A terme, le pari, c'est que le secteur socialisé serve de référence pour imposer des règles sociales progressistes dans l'ensemble de l'économie, mais aussi qu'il grignote le secteur capitaliste. Si le secteur socialisé offre de bonnes perspectives aux travailleurs, les salariés du privé pourront demander que leur entreprise passe en secteur socialisé, par rachat de son capital par le fonds public de financement. Et quand les conditions politiques le permettront on pourra envisager une socialisation de la majorité de l'économie : le système, avec ses possibilités et ses difficultés, aura été expérimenté ; il existera un savoir-faire de la propriété sociale (comme il existe aujourd'hui un savoir faire de l'économie alternative et solidaire, qui en France a mis une quinzaine d'années à se construire et à se légitimer). Quelles conditions politiques ? Soit l'élection d'un gouvernement de gauche accompagné d'un fort mouvement social, soit une crise politico-culturelle comparable à mai 68, ou encore une situation économique catastrophique (comme on en connaît dans les pays de l'Est européen ou dans certaines régions des pays riches) exigeant des mesures de " salut public ".

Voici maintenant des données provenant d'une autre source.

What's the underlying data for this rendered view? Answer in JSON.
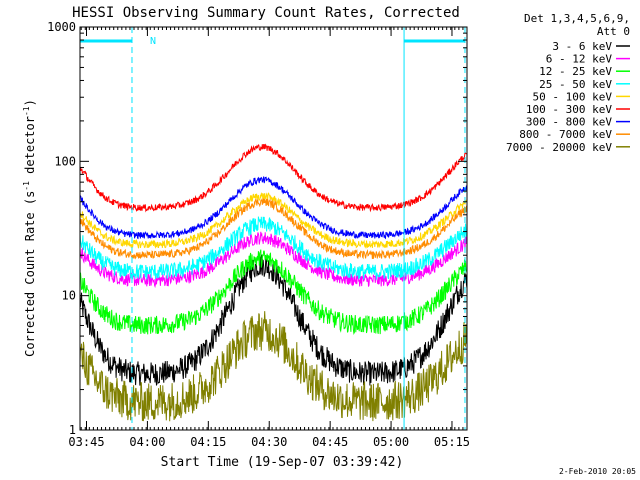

Vers quel socialisme ? Le système qui résultera d'une telle rupture avec le capitalisme sera une économie plurielle, comportant :
Un secteur d'économie administrée, fortement démocratisée, centré sur les services publics.
Un tiers secteur d'utilité sociale et environnementale qui relaiera les services publics pour des missions spécifiques.
Un secteur de la propriété sociale coopérative, secteur de libre concurrence corrigée par la concertation. Une partie de ce secteur aura également un statut de tiers secteur.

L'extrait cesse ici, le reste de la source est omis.